Downtown Development Authority Executive Director Christina Crespi pointed out that Icahn Enterprises, Starwood Capital, Payless Shoes and Blackstone Group have all recently opened offices in Miami or announced plans to, lured in part by incentive packages that her agency helped arrange.

“We've been actively working with firms in the Northeast to come down,” Crespi said. “We've had about, I would say over the last month, 15 to 20 companies per week that we've been speaking to … We are seeing over 50K SF asks where we haven't seen that before. Our sweet spot was more of the middle, 100 and under employees.”

Part of the draw is financial, Gale said.

“If you make a million dollars a year and you live in New York City, you're going to net $535K," Gale said. "You live in Miami, you're going to net $640K. You actually keep over $100K more to live in South Florida. And things are less expensive down here as well. So it really sort of escalates from there, that's just on the income side.”

Justin Oates is vice president at Cain International, a development firm headquartered in London. It is partnering with OKO Group on 830 Brickell, a 57-story Class-A office building with wellness facilities, cafés and a 30th-floor Sky Lobby. Oates said that 830 Brickell will be a best-in-class product that hasn’t existed in Miami, akin to Hudson Yards or One Vanderbilt in New York.

Clockwise from top left: Cain International Vice President Justin Oates, Cushman & Wakefield Vice Chair Brian Gale, Miami Downtown Development Authority Executive Director Christina Crespi and Apollo Bank CEO Eddy Arriola

“You're not going to get, just naming names, JP Morgan or Blackstone or whoever to go to a 1960s, 1970s, 1980s vintage building. You need to have the best-in-class product,” Oates said.

As for fears about climate change, Crespi said the region has strong building codes put in place after Hurricane Andrew in 1992. “I would say that that is all propaganda.” 

Oates said Cain chose to move forward here despite climate-associated risks because the problem is not unique to South Florida. He said that the problem should be tackled with more public-private partnerships combining technology and infrastructure.

“I was in New York during Hurricane Sandy, and we had several office buildings in lower Manhattan that were flooded and it was a multimillion-dollar cost to move building infrastructure from the basement to the mezzanine floors," Oates said. "Miami is already ahead of that, in terms of how buildings are built.”

Gale said that Miami is attractive not only to Americans fleeing cold, high-tax states, but also foreigners. “We always say when Latin America is not doing well, we get a lot of flight capital here to Miami," Gale said. "When Latin America is doing really well, we get a lot of disposable income here in Miami. The money never stops coming.”

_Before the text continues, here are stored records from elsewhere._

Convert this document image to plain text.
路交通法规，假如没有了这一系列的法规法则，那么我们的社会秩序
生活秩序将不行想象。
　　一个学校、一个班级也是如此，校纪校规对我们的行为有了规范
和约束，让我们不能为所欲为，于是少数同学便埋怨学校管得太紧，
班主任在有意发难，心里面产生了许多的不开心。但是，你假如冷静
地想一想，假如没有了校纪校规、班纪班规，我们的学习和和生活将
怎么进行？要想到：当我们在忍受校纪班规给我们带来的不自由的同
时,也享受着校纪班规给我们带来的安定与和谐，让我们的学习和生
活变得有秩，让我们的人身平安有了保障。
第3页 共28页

Newmark's South Florida office market report for Q3 found that in Miami, the third quarter saw over 424K SF of supply returned to the market. 

"The office sector saw its largest quarterly correction since 2009. Year-to-date, Miami-Dade County recorded over 391K SF of negative absorption," it said.

However, the report noted, most of the vacancies came from small tenants, and owners have yet to decrease rents. The average asking rent in the sector is $38.53 per SF.

"Construction completion of new Class-A inventory push the averages upward," Newmark writes.